Review by Josh Bell ’02
[Graphic Novel & Film] For a project that began as a private joke between siblings, Jonah D. Ansell ’03’s Cadaver has grown into quite the multimedia extravaganza. Ansell originally wrote the piece as a poem for his sister, who was about to cut open her first cadaver as a medical student at Northwestern University. But, as he details in the introduction to the book version of Cadaver (Academy Chicago Publishers), “something in the poem kept prying me back to it. Beneath the rhyme that tickled the ear lurked a text that tackled a truth.”
And so Cadaver became an animated short that played at a number of film festivals (as well as at New York’s Fashion Week). Ansell wrote and directed the seven-minute film; two other Amherst grads (co-producer Tim Hahn ’06 and art director Eric Vennemeyer ’04) were also part of the crew. After the film made the rounds, Ansell turned it into a book he labels a “graphic novel for adults,” with illustrations from the movie (drawn by Vennemeyer, Carina Simmons and Abe Dieckman) accompanying the poem’s text, which is used as narration and dialogue in the film version.
As if that weren’t enough, Ansell is now working to pitch a feature-film version and a stage play, both of which would add musical numbers to the story; two of the short film’s voice actors, Christopher Lloyd and Kathy Bates, have agreed to reprise their roles in a potential feature version.
As for the story itself, it’s a whimsical and macabre tale that, naturally, involves a timid medical student cutting open her first cadaver. Except unlike Ansell’s sister (presumably), this medical student, Lynn (voiced by teenage fashionista/journalist Tavi Gevinson), cuts out the cadaver’s heart only to see the dead old man (voiced by Lloyd) spring back to life, demanding the return of his heart so he can offer it up to his still-living wife (Bates). Lynn and her lab partner Krista take the undead old man back to his hometown, where the reunion with his wife doesn’t quite go as planned.
The short film has a charmingly gruesome look and tone that evoke Tim Burton or Charles Addams.

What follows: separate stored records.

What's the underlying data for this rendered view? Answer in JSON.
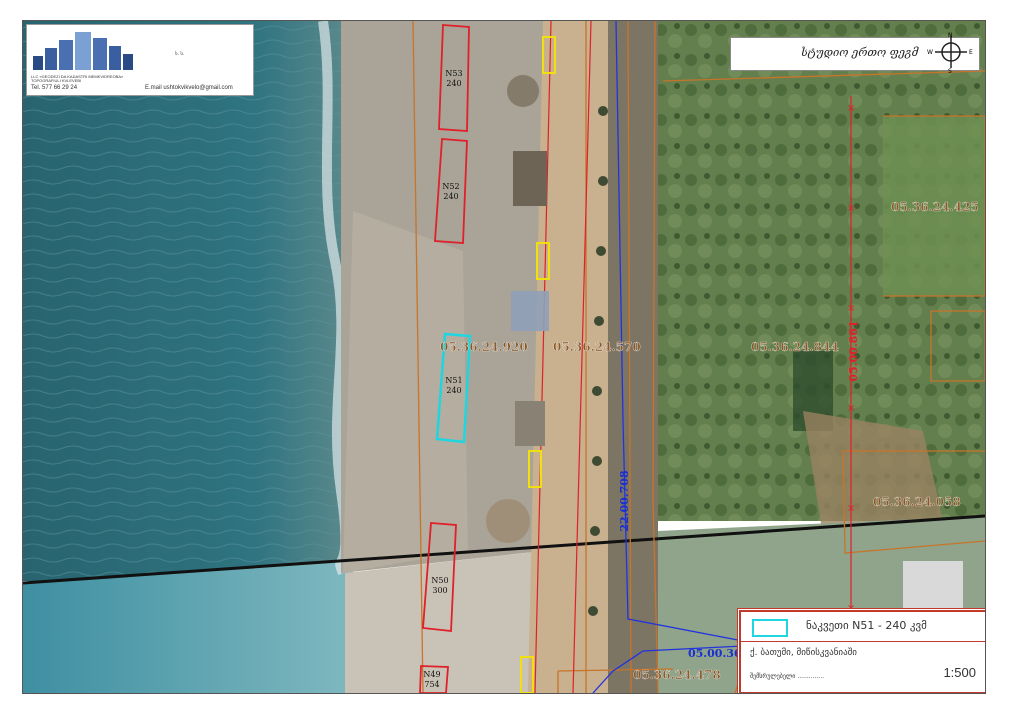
{
  "logo": {
    "line1": "LLC «GEODEZI DA KADASTRI MEMKVIDREOBA»",
    "line2": "TOPOGRAFIULI KVLEVEBI",
    "tel_label": "Tel.",
    "tel_value": "577 66 29 24",
    "email_label": "E.mail",
    "email_value": "ushtokvikvelo@gmail.com",
    "corner": "ს. ს."
  },
  "signature_label": "სტუდიო ერთო ფეგმ",
  "compass": {
    "n": "N",
    "s": "S",
    "e": "E",
    "w": "W"
  },
  "parcels": [
    {
      "label": "05.36.24.920"
    },
    {
      "label": "05.36.24.570"
    },
    {
      "label": "05.36.24.844"
    },
    {
      "label": "05.36.24.425"
    },
    {
      "label": "05.36.24.058"
    },
    {
      "label": "05.36.24.478"
    }
  ],
  "roads": [
    {
      "label": "05.00.861"
    },
    {
      "label": "22.00.708"
    },
    {
      "label": "05.00.36"
    }
  ],
  "plots": [
    {
      "label": "N53",
      "area": "240",
      "selected": false
    },
    {
      "label": "N52",
      "area": "240",
      "selected": false
    },
    {
      "label": "N51",
      "area": "240",
      "selected": true
    },
    {
      "label": "N50",
      "area": "300",
      "selected": false
    },
    {
      "label": "N49",
      "area": "754",
      "selected": false
    }
  ],
  "legend": {
    "item_label": "ნაკვეთი N51 - 240 კვმ",
    "city": "ქ. ბათუმი, მიწისკვანიაში",
    "note": "შემსრულებელი ..............",
    "scale": "1:500"
  },
  "colors": {
    "plot_outline": "#e0202a",
    "selected_plot": "#1fd6e0",
    "parcel_line": "#c8742a",
    "road_line": "#2233dd",
    "parcel_label": "#8a5a2b",
    "road_label_red": "#e0202a",
    "road_label_blue": "#1a2fd0",
    "facility": "#f0e010",
    "sea": "#2c6b78",
    "beach": "#a8a396",
    "vegetation": "#5f7d4a"
  }
}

And although there’s a bit too much blood and senior-citizen seminudity for the film to be suitable for children, it certainly isn’t scary or gory or upsetting in any way. In the end, it’s a sweet story of heartbreak and redemption, the perfect thing to bring a smile to Ansell’s sister’s face on her big day. Sometimes the rhymes are a little strained, and the connections between narration and dialogue, when one has to rhyme with the other, are occasionally awkward. But Gevinson, who’s not known as an actress, carries the movie with a strong balance of whimsy and relatability.
For anyone who’s seen the movie, the book is a little redundant, since it’s less its own entity than an illustrated version of the film (a free download of which is included with purchase of the book). The images are almost all easily recognizable shots from the movie, simply reproduced, and other than a few lines at the beginning and end to introduce and conclude the story (in a way that’s done visually in the movie), the words on the page are taken verbatim from Ansell’s script. Given that the initial poem is the catalyst for the entire project, it’s hard to criticize Ansell for keeping it intact, but the short film is clearly the more effective representation of his work. We’ll just have to wait and see how things work out in the feature film and onstage.
Bell is the film editor for Las Vegas Weekly.